C'est d'ailleurs à Super Écran qu'en 1990, ma famille télévisuelle s'est enrichie de son membre le plus influent: Les Simpsons. J'ai adoré le premier épisode de la gardienne cambrioleuse, diffusé pour la première fois en français à la télé payante. Depuis, j'ai droit à un Simpsons par jour. C'est une pathologie. Je connais les répliques par coeur. Je songe à consulter.
Ma préadolescence a connu Minibus, Traboulidon, Robin et Stella, Bêtes pas Bête et mon jeu questionnaire favori: Double Défi. Comme j'aurais aimé me baigner dans cette piscine de spaghettis. C'est pendant cette période prépubère que je vit mon premier sentiment amoureux, gracieuseté de Winnie, petite brunette à lunettes de la série Les années coup de coeur (The Wonder Years).
Début des années 1990. L'adolescence. Musique Plus et son Combat des Clips. C'est à cette époque que j'ai été absolument outré lorsque Vanilla Ice soit déclassé par cet espèce de groupe étrange intitulé Nirvana et leur Smells Like Teen Spirit. J'ai un peu changé d'avis depuis. À Musique Plus, j'ai vécu mon deuxième sentiment amoureux devant Marie Plourde, puis je trouvais Philippe Fehmiu vachement cool avec ses lunettes de soleil. J'ai aussi un peu changé d'avis depuis.
L'adolescence a aussi été marquée évidemment par Chambres en ville. Rendez-vous hebdomadaire. Watatatow? J'ai suivi, mais curieusement je ne suis jamais vraiment embarqué dans cet univers.
De 1994 à 1997. La vie de CÉGEP. Je me souviens de nos soirées en gang à regarder la défunte sitcom Majeurs et Vaccinés, qui allait quelques années plus tard donner naissance à Catherine, mettant en vedette Sylvie Moreau. C'est aussi l'époque où, grâce aux cours de journalisme, je me suis mis à regarder les bulletins de nouvelles. Une première pour moi. Cependant, je préfère regarder La fin du monde est à sept heures.

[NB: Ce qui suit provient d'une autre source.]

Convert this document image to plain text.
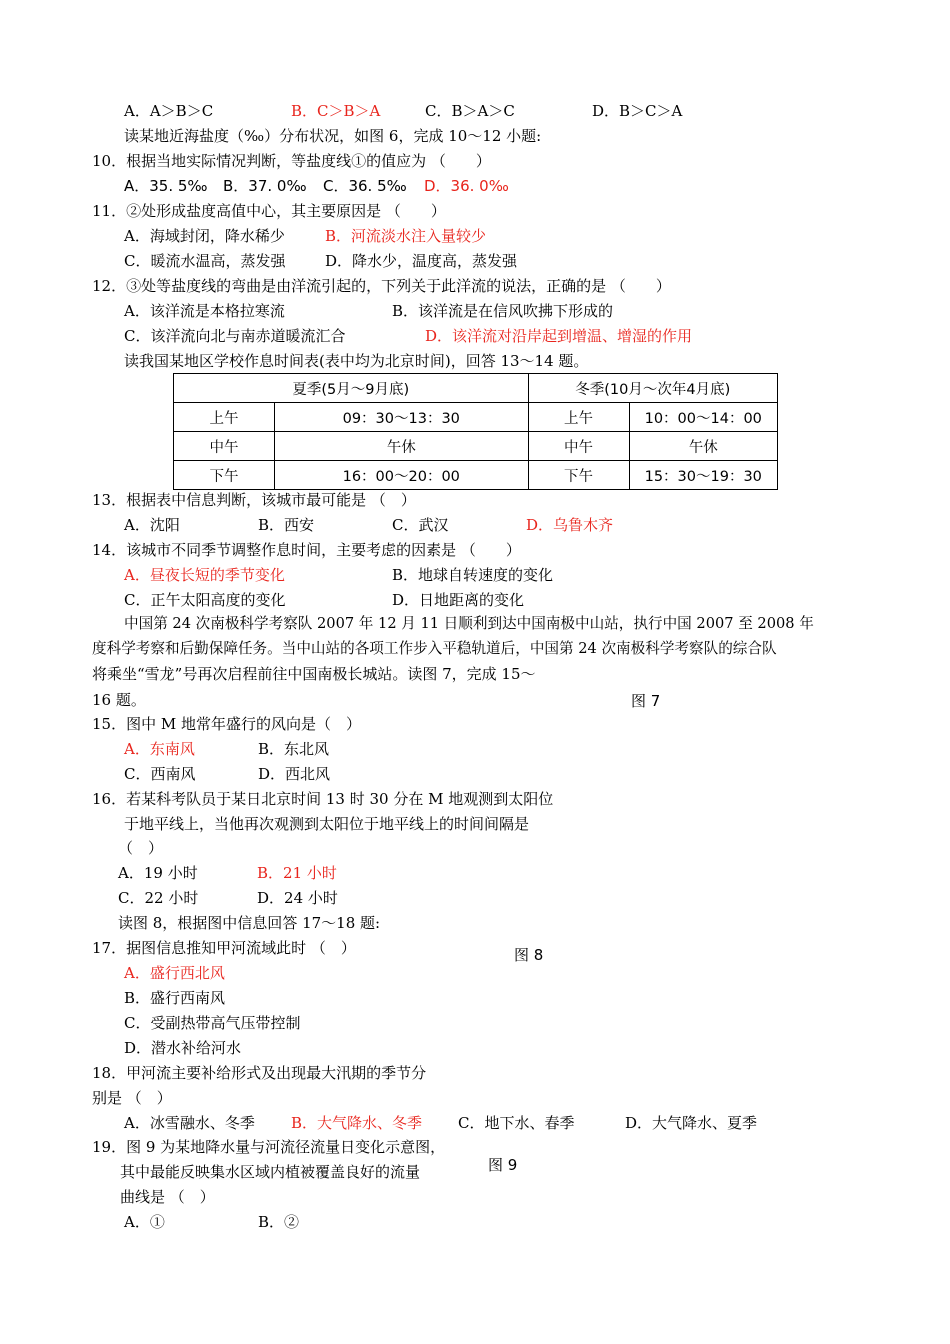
A．A＞B＞C	B．C＞B＞A	C．B＞A＞C	D．B＞C＞A
读某地近海盐度（‰）分布状况，如图 6，完成 10～12 小题:
10．根据当地实际情况判断，等盐度线①的值应为 （　　）
A．35. 5‰ B．37. 0‰ C．36. 5‰ D．36. 0‰
11．②处形成盐度高值中心，其主要原因是 （　　）
A．海域封闭，降水稀少	B．河流淡水注入量较少
C．暖流水温高，蒸发强	D．降水少，温度高，蒸发强
12．③处等盐度线的弯曲是由洋流引起的，下列关于此洋流的说法，正确的是 （　　）
A．该洋流是本格拉寒流	B．该洋流是在信风吹拂下形成的
C．该洋流向北与南赤道暖流汇合	D．该洋流对沿岸起到增温、增湿的作用
读我国某地区学校作息时间表(表中均为北京时间)，回答 13～14 题。
夏季(5月～9月底)		冬季(10月～次年4月底)	
上午	09：30～13：30	上午	10：00～14：00
中午	午休	中午	午休
下午	16：00～20：00	下午	15：30～19：30
13．根据表中信息判断，该城市最可能是 （　）
A．沈阳	B．西安	C．武汉	D．乌鲁木齐
14．该城市不同季节调整作息时间，主要考虑的因素是 （　　）
A．昼夜长短的季节变化	B．地球自转速度的变化
C．正午太阳高度的变化	D．日地距离的变化
中国第 24 次南极科学考察队 2007 年 12 月 11 日顺利到达中国南极中山站，执行中国 2007 至 2008 年
度科学考察和后勤保障任务。当中山站的各项工作步入平稳轨道后，中国第 24 次南极科学考察队的综合队
将乘坐“雪龙”号再次启程前往中国南极长城站。读图 7，完成 15～
16 题。	图 7
15．图中 M 地常年盛行的风向是（　）
A．东南风	B．东北风
C．西南风	D．西北风
16．若某科考队员于某日北京时间 13 时 30 分在 M 地观测到太阳位
于地平线上，当他再次观测到太阳位于地平线上的时间间隔是
（　）
A．19 小时	B．21 小时
C．22 小时	D．24 小时
读图 8，根据图中信息回答 17～18 题:
17．据图信息推知甲河流域此时 （　）	图 8
A．盛行西北风
B．盛行西南风
C．受副热带高气压带控制
D．潜水补给河水
18．甲河流主要补给形式及出现最大汛期的季节分
别是 （　）
A．冰雪融水、冬季 B．大气降水、冬季 C．地下水、春季	D．大气降水、夏季
19．图 9 为某地降水量与河流径流量日变化示意图，
图 9
其中最能反映集水区域内植被覆盖良好的流量
曲线是 （　）
A．①	B．②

Fin des années 90. Jeune adulte. Marché du travail. Le temps me manque. Je décroche un peu de la télé. Pendant quelques années tout de même, j'embarque dans Virginie. Par cynisme, surtout. Fatigué de mes journées de boulot, cette émission me propose une pause cérébrale. Comme je suis travailleur autonome, je regarde aussi en matinée Les Trois Mousquetaires. Gaston Lepage, Chantal Lamarre et Louis-George Girard réussissent à ne pas me divertir du travail tout en fournissant un son d'ambiance. Ce qui est le but.

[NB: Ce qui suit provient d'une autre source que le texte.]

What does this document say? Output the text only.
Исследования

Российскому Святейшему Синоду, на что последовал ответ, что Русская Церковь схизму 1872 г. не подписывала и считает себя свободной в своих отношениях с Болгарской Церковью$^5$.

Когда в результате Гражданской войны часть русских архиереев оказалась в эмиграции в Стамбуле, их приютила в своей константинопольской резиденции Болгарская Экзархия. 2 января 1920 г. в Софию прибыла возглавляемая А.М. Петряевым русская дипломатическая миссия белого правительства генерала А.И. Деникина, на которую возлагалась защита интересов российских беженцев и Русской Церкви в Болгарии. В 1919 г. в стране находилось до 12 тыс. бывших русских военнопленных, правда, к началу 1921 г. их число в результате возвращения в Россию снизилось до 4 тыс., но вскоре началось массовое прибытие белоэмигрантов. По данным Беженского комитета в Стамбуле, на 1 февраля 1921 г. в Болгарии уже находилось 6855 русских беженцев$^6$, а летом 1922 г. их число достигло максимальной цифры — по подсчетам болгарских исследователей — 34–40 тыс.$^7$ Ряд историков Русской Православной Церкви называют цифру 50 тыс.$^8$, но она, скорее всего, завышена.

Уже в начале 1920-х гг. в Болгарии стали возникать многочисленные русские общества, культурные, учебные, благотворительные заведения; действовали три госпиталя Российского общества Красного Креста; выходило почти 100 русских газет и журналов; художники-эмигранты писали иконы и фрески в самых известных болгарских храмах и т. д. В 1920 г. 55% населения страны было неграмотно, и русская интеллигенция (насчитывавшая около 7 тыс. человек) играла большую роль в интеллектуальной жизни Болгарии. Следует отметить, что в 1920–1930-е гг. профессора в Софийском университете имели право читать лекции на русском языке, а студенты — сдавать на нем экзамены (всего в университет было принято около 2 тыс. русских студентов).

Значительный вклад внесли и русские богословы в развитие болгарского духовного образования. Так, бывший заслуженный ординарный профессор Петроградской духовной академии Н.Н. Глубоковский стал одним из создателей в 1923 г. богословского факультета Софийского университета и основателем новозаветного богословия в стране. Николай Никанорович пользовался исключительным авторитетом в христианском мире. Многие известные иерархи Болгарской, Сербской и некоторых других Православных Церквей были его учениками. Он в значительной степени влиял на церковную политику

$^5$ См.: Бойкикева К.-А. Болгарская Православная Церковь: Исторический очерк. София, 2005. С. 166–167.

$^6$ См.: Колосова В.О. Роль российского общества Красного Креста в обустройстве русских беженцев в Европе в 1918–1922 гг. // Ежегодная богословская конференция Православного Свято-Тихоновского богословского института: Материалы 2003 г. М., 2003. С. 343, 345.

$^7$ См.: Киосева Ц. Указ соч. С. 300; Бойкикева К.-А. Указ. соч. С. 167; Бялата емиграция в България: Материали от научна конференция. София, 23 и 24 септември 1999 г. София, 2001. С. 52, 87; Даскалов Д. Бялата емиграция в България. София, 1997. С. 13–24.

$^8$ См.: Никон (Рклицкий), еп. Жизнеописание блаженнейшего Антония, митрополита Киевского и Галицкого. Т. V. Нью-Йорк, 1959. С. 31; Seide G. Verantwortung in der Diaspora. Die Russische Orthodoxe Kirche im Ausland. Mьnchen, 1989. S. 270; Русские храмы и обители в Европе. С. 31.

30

Dans la vingtaine, La vie la vie me prend par surprise. Je ne manque pas non plus Infoman. Et bien sûr, ma dose quotidienne de Simpsons à la télé. J'ai une première blonde avec laquelle j'habite. Elle me force à regarder 4 et demi. Je ne lui ai jamais pardonné. J'ai toujours eu de la misère avec les familles de mes blondes.
Vers 26-27 ans, je sors avec une féroce consommatrice de télé américaine. Elle trippe sur Alias, C.S.I. et la téléréalité The Amazing Race. Mon anglais s'améliore. Je me tape aussi les premiers épisodes des Bougon.

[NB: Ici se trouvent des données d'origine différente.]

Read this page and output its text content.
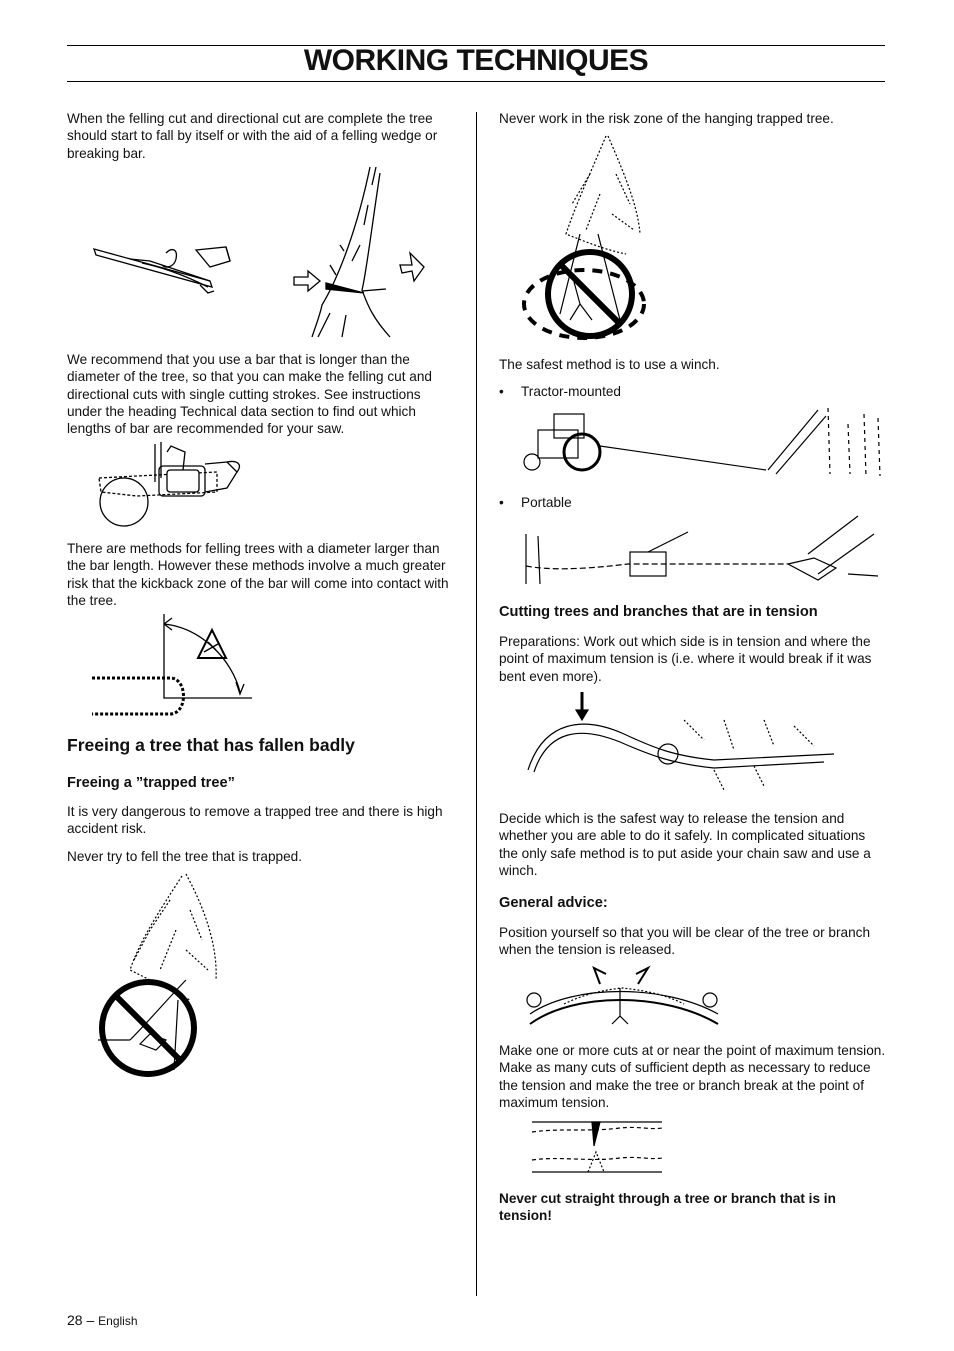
WORKING TECHNIQUES

When the felling cut and directional cut are complete the tree should start to fall by itself or with the aid of a felling wedge or breaking bar.

We recommend that you use a bar that is longer than the diameter of the tree, so that you can make the felling cut and directional cuts with single cutting strokes. See instructions under the heading Technical data section to find out which lengths of bar are recommended for your saw.

There are methods for felling trees with a diameter larger than the bar length. However these methods involve a much greater risk that the kickback zone of the bar will come into contact with the tree.

Freeing a tree that has fallen badly
Freeing a ”trapped tree”

It is very dangerous to remove a trapped tree and there is high accident risk.

Never try to fell the tree that is trapped.

Never work in the risk zone of the hanging trapped tree.

The safest method is to use a winch.

• Tractor-mounted

• Portable

Cutting trees and branches that are in tension

Preparations: Work out which side is in tension and where the point of maximum tension is (i.e. where it would break if it was bent even more).

Decide which is the safest way to release the tension and whether you are able to do it safely. In complicated situations the only safe method is to put aside your chain saw and use a winch.

General advice:

Position yourself so that you will be clear of the tree or branch when the tension is released.

Make one or more cuts at or near the point of maximum tension. Make as many cuts of sufficient depth as necessary to reduce the tension and make the tree or branch break at the point of maximum tension.

Never cut straight through a tree or branch that is in tension!

28 – English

Et aujourd'hui? À l'aube de mes trente ans, à quoi ressemble ma famille cathodique? Je l'avoue, je ne suis plus très "famille". Je regarde la télé de façon sporadique. Les Simpsons sont toujours là. Infoman, à l'occasion. J'enregistre Bazzo.tv. Tout le monde en parle, je le manque de plus en plus souvent. Les Invincibles: seule série que je suis par plaisir et non pour le boulot. Et les bulletins de nouvelles? Je vous avoue, je n'ai jamais vraiment accroché sur les nouvelles à la télé. J'ai beau essayer, je préfère encore les journaux...
Voici, en gros, mon arbre généalogique télévisuel. Et vous, à quoi ressemblerait votre arbre?